Goodyear had followed them a short way, but when Glade made it clear he wouldn’t carry him, the cat returned to the bottom. Leah would have loved to go with him but her companion looked so stony she was afraid to say so.
She’d made little sense of what she’d learned. If she thought it all through carefully, she might be able to piece this story together. But Leah had taken in enough to know that—if he wasn’t lying—that story might be more than she had any desire to tangle with. He was plan
ning to expose another scandal and everyone was out to stop him. The murderer-spy had become a man with a mission and even more confusing.
By the tenth switchback, she began to hate him for making her climb, for taking her away from the civilized world, for being in such good shape that the climb didn’t bother him, for involving her in this ridiculous situation of government and information and oil companies, and finally for existing.
She lost count of the switchbacks, stopped often to rest, was afraid to look down, afraid to look up.
Glade waited tight-lipped and impatient when she stopped to rest, spoke only to warn her of treacherous places in the path and then with curt civility. Another mood change. Because he’d told her too much?
At the end of the trail he stood with his hands on his hips, his breathing deep but even and Leah lying at his feet.
She didn’t smoke, drink, overeat. She’d been in the habit of rigorous calisthenics since her modeling days, but she was not ready for the Rocky Mountains.

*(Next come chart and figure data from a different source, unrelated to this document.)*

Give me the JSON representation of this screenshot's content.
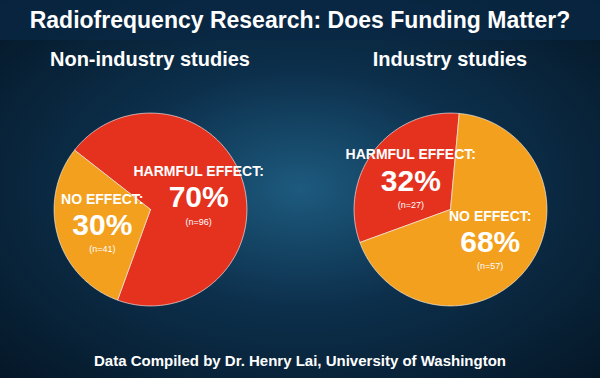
{
  "title": "Radiofrequency Research: Does Funding Matter?",
  "caption": "Data Compiled by Dr. Henry Lai, University of Washington",
  "chart_data": [
    {
      "type": "pie",
      "title": "Non-industry studies",
      "categories": [
        "HARMFUL EFFECT:",
        "NO EFFECT:"
      ],
      "values": [
        70,
        30
      ],
      "value_labels": [
        "70%",
        "30%"
      ],
      "count_labels": [
        "(n=96)",
        "(n=41)"
      ],
      "colors": [
        "#e5321f",
        "#f3a01e"
      ],
      "data_labels": true
    },
    {
      "type": "pie",
      "title": "Industry studies",
      "categories": [
        "HARMFUL EFFECT:",
        "NO EFFECT:"
      ],
      "values": [
        32,
        68
      ],
      "value_labels": [
        "32%",
        "68%"
      ],
      "count_labels": [
        "(n=27)",
        "(n=57)"
      ],
      "colors": [
        "#e5321f",
        "#f3a01e"
      ],
      "data_labels": true
    }
  ]
}
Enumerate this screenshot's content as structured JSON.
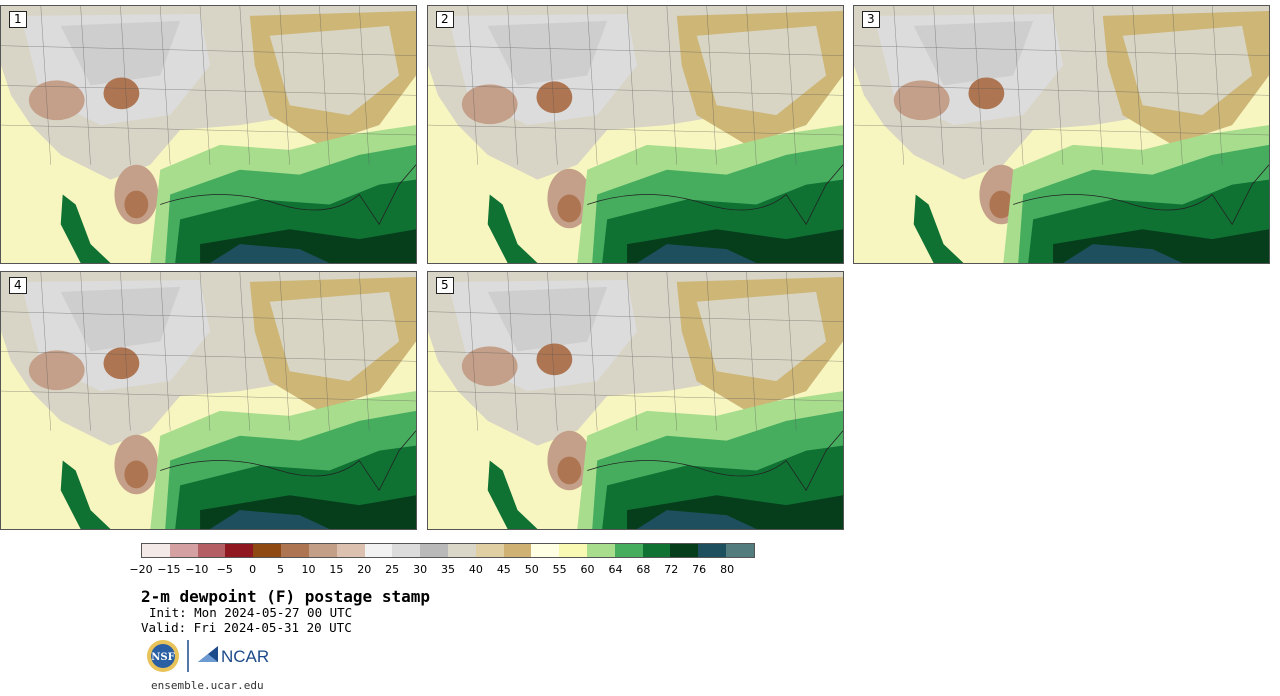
{
  "stamps": [
    {
      "label": "1"
    },
    {
      "label": "2"
    },
    {
      "label": "3"
    },
    {
      "label": "4"
    },
    {
      "label": "5"
    }
  ],
  "colorbar": {
    "colors": [
      "#f3e9e7",
      "#d4a0a2",
      "#b35f63",
      "#8f1821",
      "#8f4a14",
      "#ad7551",
      "#c49f87",
      "#dcc0b0",
      "#f2f2f2",
      "#dcdcdc",
      "#b9b9b9",
      "#dad7c9",
      "#dfcfa2",
      "#cfb173",
      "#ffffe3",
      "#f9f9b3",
      "#a8dd8d",
      "#46ad5f",
      "#0f7233",
      "#063e1c",
      "#1e4f5e",
      "#527c7d"
    ],
    "ticks": [
      "−20",
      "−15",
      "−10",
      "−5",
      "0",
      "5",
      "10",
      "15",
      "20",
      "25",
      "30",
      "35",
      "40",
      "45",
      "50",
      "55",
      "60",
      "64",
      "68",
      "72",
      "76",
      "80"
    ]
  },
  "title": "2-m dewpoint (F) postage stamp",
  "init": "Init: Mon 2024-05-27 00 UTC",
  "valid": "Valid: Fri 2024-05-31 20 UTC",
  "logos": {
    "nsf": "NSF",
    "ncar": "NCAR"
  },
  "website": "ensemble.ucar.edu"
}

And they were still not on top of Big Marvine. The path disappeared but the terrain sloped upward past a line of scrubby pine bushes, all grotesquely bent over in the same direction by the wind, and farther on, a jumble of broken rocks on the skyline.

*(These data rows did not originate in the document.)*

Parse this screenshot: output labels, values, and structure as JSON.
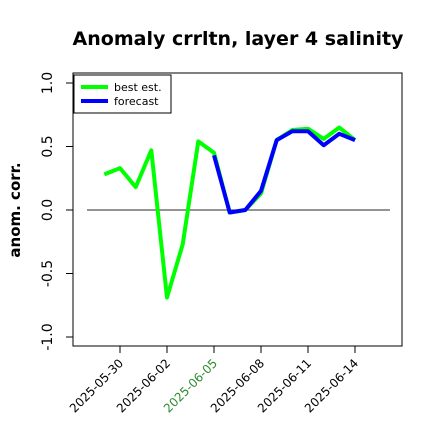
{
  "chart_data": {
    "type": "line",
    "title": "Anomaly crrltn, layer 4 salinity",
    "xlabel": "",
    "ylabel": "anom. corr.",
    "ylim": [
      -1.0,
      1.0
    ],
    "yticks": [
      "-1.0",
      "-0.5",
      "0.0",
      "0.5",
      "1.0"
    ],
    "grid": false,
    "legend_position": "top-left",
    "reference_line": 0.0,
    "x_tick_labels": [
      {
        "text": "2025-05-30",
        "color": "#000000"
      },
      {
        "text": "2025-06-02",
        "color": "#000000"
      },
      {
        "text": "2025-06-05",
        "color": "#2e8b2e"
      },
      {
        "text": "2025-06-08",
        "color": "#000000"
      },
      {
        "text": "2025-06-11",
        "color": "#000000"
      },
      {
        "text": "2025-06-14",
        "color": "#000000"
      }
    ],
    "x_tick_days": [
      1,
      4,
      7,
      10,
      13,
      16
    ],
    "series": [
      {
        "name": "best est.",
        "color": "#00ff00",
        "x": [
          0,
          1,
          2,
          3,
          4,
          5,
          6,
          7,
          8,
          9,
          10,
          11,
          12,
          13,
          14,
          15,
          16
        ],
        "values": [
          0.28,
          0.33,
          0.18,
          0.47,
          -0.69,
          -0.27,
          0.54,
          0.45,
          -0.02,
          0.0,
          0.13,
          0.55,
          0.63,
          0.64,
          0.56,
          0.65,
          0.55
        ]
      },
      {
        "name": "forecast",
        "color": "#0000ff",
        "x": [
          7,
          8,
          9,
          10,
          11,
          12,
          13,
          14,
          15,
          16
        ],
        "values": [
          0.43,
          -0.02,
          0.0,
          0.15,
          0.55,
          0.62,
          0.62,
          0.51,
          0.6,
          0.55
        ]
      }
    ]
  }
}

“This is as far … as I can go. I don’t want … lunch. I’ll wait here.”
“You’ve come this far, damn it.” He spoke through clenched teeth that contrasted with several days’ growth of black beard. He looked like a wolf. His canine teeth seemed to have grown on the way up Big Marvine. “You’re going to the top.”
“Why? So you can push me off?”
“Don’t tempt me.” The rough hand on her arm again as he pulled her up. “Trust a woman to spoil the one good day I’ve had in months.”
They passed the line of scrub pine and headed for the rocky summit.
“If you start crying, I’ll—”
“You’ll what? Kill me?” Leah said sweetly. “Because I got you into a situation you couldn’t get out of otherwise?”
He didn’t answer, but pulled her along faster.
They ate lunch at the very top of Big Marvine, just as he’d said they would. The wind that had been blowing the clouds across the sky was with them now.